AKP Genel Başkanı ve Cumhurbaşkanı Recep Tayyip Erdoğan, Beyaz Saray’da ABD Başkanı Donald Trump ile bir araya geldi. Donald Trump ve Erdoğan’ın Beyaz Saray’daki görüşmesinin ardından THY, Boeing’den 150’si kesin 75’i opsiyonlu uçak satın alacağını duyurdu.
Ruşen Çakır’ın konuğu, EDAM Direktörü Sinan Ülgen, Trump ve Erdoğan’ın görüşmesini değerlendirdi. Ülgen, Erdoğan’ın uzun süredir istediği Beyaz Saray ziyareti için kapsamlı hazırlık yapıldığını hatırlatarak, “Boeing alımı aslında sürpriz değil. Türk Hava Yolları’nın büyüme planının bir parçasıydı. Airbus anlaşması önceden açıklanmıştı, Boeing ise özellikle bu görüşme için bekletildi. Yani Türkiye masaya elini dolu götürmek istedi. Aynı şekilde ABD tarafı da kendi çıkarlarını masaya koydu” dedi.
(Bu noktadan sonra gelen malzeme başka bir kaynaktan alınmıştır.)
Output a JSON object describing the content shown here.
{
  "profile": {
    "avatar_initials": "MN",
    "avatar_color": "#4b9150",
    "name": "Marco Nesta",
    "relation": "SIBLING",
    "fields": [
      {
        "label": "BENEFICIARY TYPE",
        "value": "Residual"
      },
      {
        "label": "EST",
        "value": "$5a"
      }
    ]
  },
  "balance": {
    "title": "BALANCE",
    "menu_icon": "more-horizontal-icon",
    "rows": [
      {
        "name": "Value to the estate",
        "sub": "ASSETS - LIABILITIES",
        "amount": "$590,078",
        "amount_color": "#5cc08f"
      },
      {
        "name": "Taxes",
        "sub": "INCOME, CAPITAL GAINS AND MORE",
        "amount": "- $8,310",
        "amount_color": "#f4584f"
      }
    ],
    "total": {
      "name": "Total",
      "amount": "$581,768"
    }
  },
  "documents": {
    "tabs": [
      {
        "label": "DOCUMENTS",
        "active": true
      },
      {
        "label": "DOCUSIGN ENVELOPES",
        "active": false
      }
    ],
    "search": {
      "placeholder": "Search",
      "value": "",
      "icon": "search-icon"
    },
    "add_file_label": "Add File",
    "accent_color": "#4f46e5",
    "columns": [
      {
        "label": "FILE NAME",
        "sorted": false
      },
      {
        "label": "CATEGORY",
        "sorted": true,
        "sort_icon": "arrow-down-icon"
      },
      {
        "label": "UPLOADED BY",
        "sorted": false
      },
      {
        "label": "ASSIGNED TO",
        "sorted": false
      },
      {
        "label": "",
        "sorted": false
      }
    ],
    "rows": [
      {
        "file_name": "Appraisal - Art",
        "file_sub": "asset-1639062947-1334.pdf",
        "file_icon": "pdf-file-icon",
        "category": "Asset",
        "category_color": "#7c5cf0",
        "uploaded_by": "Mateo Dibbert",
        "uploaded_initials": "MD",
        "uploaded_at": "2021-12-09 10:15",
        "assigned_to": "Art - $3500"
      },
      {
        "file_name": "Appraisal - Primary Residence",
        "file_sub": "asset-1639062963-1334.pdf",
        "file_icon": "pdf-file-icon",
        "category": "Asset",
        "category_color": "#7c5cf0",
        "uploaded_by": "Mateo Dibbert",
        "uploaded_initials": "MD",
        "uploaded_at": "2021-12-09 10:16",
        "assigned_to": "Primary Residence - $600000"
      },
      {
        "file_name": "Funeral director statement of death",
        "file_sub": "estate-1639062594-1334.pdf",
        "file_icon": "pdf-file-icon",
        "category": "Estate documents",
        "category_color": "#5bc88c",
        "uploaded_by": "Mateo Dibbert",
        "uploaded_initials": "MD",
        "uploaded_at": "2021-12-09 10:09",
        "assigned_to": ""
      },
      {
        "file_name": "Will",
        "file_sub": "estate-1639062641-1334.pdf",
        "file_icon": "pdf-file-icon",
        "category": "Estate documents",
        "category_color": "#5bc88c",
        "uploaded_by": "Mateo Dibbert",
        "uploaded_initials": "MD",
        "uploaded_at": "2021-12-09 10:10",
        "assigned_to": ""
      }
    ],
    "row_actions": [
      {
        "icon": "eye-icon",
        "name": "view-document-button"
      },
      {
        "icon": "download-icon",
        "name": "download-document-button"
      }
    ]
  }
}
Ülgen, Trump’la görüşmenin diplomatik olduğu kadar siyasi risk taşıdığını belirterek şu değerlendirmeyi yaptı:
“Trump geçmişte Türkiye’ye ağır ifadeler kullandı. Branson meselesinde hakaretamiz sözler etti. O yüzden bu görüşme ekibin içinde de büyük bir rahatlık yaratmamış olabilir. Çünkü Trump’ın ne söyleyeceği belli değil. Bir risk unsuru vardı ama bu kez kötü sürprizler olmadı. Yine de Trump’ın seçimlere dair sözleri farklı yorumlara yol açtı. Dolayısıyla iktidar açısından da muhalefet açısından da malzeme çıktı.”
Enerji ve savunma boyutu
Ülgen görüşmenin en önemli başlıklarının Boeing alımı, ABD’den sıvılaştırılmış doğalgaz (LNG) ithalatı ve küçük modüler nükleer reaktör anlaşması olduğuna dikkat çekti.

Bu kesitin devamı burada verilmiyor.